Учебный год близился к завершению. Лето набирало силу. Голубой свет становился в полдень слепяще белым. Он ложился на крыши поселка, заливая дворы, фруктовые сады, навесы из жести, собачьи конуры, окна, закрытые деревянными жалюзи. Горячий сухой ветер дул с холмов. Жители весь день проводили в своих домах и только вечером выходили на веранды или лужайки. Вечера были жаркими и влажными. Рахель и ее отец спали по ночам с открытыми окнами и жалюзи. Лай далеких собак в темноте возбуждал стаи шакалов, разражавшихся горьким плачем у вади. Над холмами перекатывалось иногда эхо далекого выстрела. Хоры сверчков и лягушек заряжали воздух ночи чем-то неясным, монотонным и тяжелым. Адаль, бывало, вставал в полночь, выходил во двор, чтобы перекрыть воду в дождевальных установках. И поскольку жара мешала ему уснуть, он сидел на ступеньке, выкуривая в темноте еще две-три сигареты.

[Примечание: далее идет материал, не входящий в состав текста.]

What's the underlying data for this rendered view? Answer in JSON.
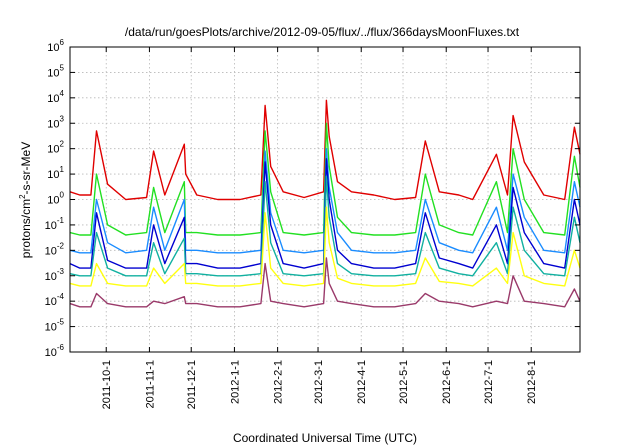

Временами терпение Рахели лопалось и ее переполняла злость на отца, на этот дом и двор, на наводящую скуку деревню, на собственную жизнь, попусту растрачиваемую здесь между зевающими учениками и ее стариком с его удручающе тяжелым характером. Доколе ты будешь торчать здесь? Разве нельзя подняться и в один прекрасный день вдруг исчезнуть, оставив старика на частную сиделку, а двор и дом — на студента? Разве нельзя вернуться в университет и завершить наконец свое исследование, посвященное творчеству современных израильских писателей Амалии Кагана-Кармон и Ицхара Смелянского? Можно возобновить старые связи, уехать далеко, к Оснат в Брюссель, к Ифат в Америку, можно пережить обновление, изменить всю свою жизнь… Иногда охватывала ее паника, потому что она ловила себя на том, что грезит наяву о каком-то несчастье в доме, жертвой которого становится старик: падение, электричество, газ.

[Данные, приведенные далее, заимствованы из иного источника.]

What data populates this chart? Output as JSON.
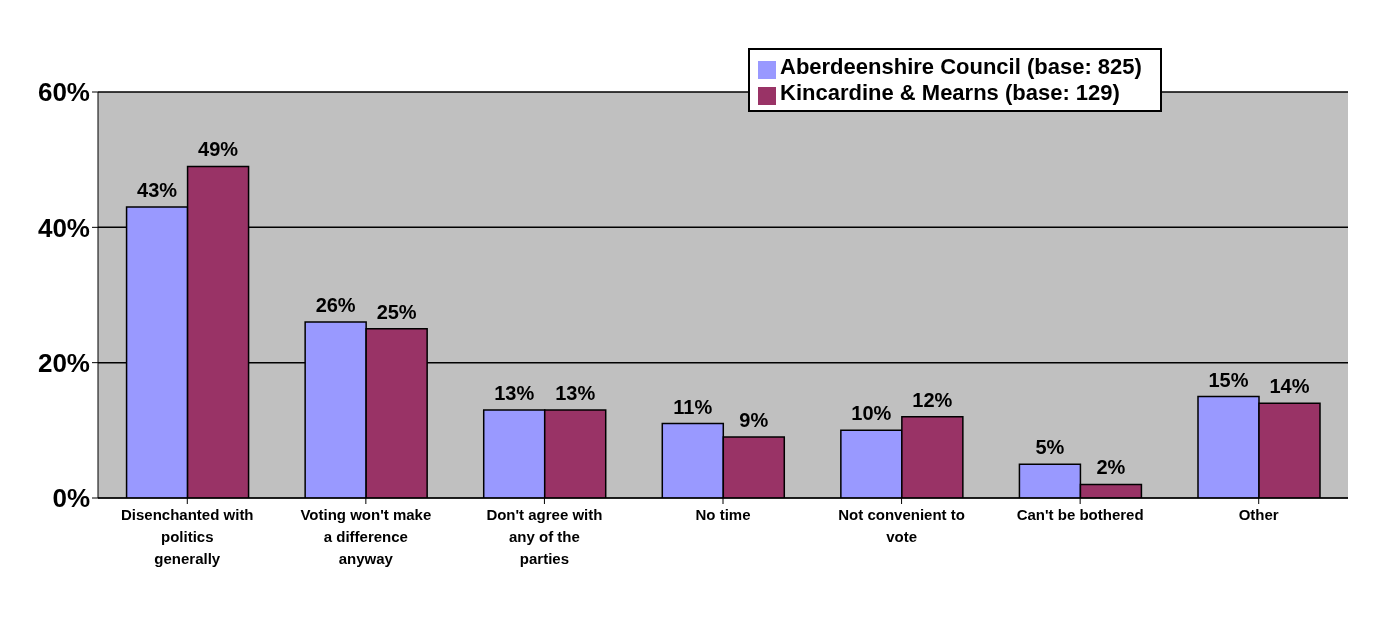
{
  "chart_data": {
    "type": "bar",
    "categories": [
      "Disenchanted with politics generally",
      "Voting won't make a difference anyway",
      "Don't agree with any of the parties",
      "No time",
      "Not convenient to vote",
      "Can't be bothered",
      "Other"
    ],
    "series": [
      {
        "name": "Aberdeenshire Council (base: 825)",
        "color": "#9999ff",
        "values": [
          43,
          26,
          13,
          11,
          10,
          5,
          15
        ],
        "value_labels": [
          "43%",
          "26%",
          "13%",
          "11%",
          "10%",
          "5%",
          "15%"
        ]
      },
      {
        "name": "Kincardine & Mearns (base: 129)",
        "color": "#993366",
        "values": [
          49,
          25,
          13,
          9,
          12,
          2,
          14
        ],
        "value_labels": [
          "49%",
          "25%",
          "13%",
          "9%",
          "12%",
          "2%",
          "14%"
        ]
      }
    ],
    "ylim": [
      0,
      60
    ],
    "yticks": [
      {
        "value": 0,
        "label": "0%"
      },
      {
        "value": 20,
        "label": "20%"
      },
      {
        "value": 40,
        "label": "40%"
      },
      {
        "value": 60,
        "label": "60%"
      }
    ],
    "grid": "y",
    "legend": "top right"
  }
}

Каждый вечер Рахель Франко и бывший депутат Кнесета Песах Кедем сидели на веранде, куда вытащили вентилятор на стойке, со шнуром-удлинителем. Рахель склонялась над тетрадками своих учеников, а старик листал какой-нибудь журнал или брошюру: пролистает до конца и начинает сызнова, сердится, брюзжит, ругает одних за то, что чересчур вспыльчивы, а других за то, что они полные невежды и профаны. Или наоборот. Преисполняется отвращения к самому себе, бранит себя «жестоким», «диктатором», решает, что в ближайшее время попросит письменно прощенья у Мики-ветеринара. «И чего это я напал на него? За что чуть не выгнал из дома на прошлой неделе? Он ведь, по крайней мере, дело свое делает честно? Ведь и я мог бы быть ветеринаром, а не политиком и тоже приносил бы какую-нибудь пользу. Возможно, удавалось бы мне время от времени уменьшить чью-то боль?» Иногда старик дремал с открытым ртом, громко дыша и всхрапывая, его фланелевые усы шевелились и подрагивали, словно жили своей потаенной жизнью. Покончив со стопкой ученических тетрадей, Рахель открывала коричневый блокнот, куда записывала воспоминания отца и с его слов заносила туда версию трагического конфликта между фракцией большинства и фракцией «Б» либо изложение его позиции в дни «великого раскола», насколько он оказался прав, как глубоко ошибались разные там лжепророки и как все могло закончиться совсем иначе, если бы только обе стороны прислушались к его голосу.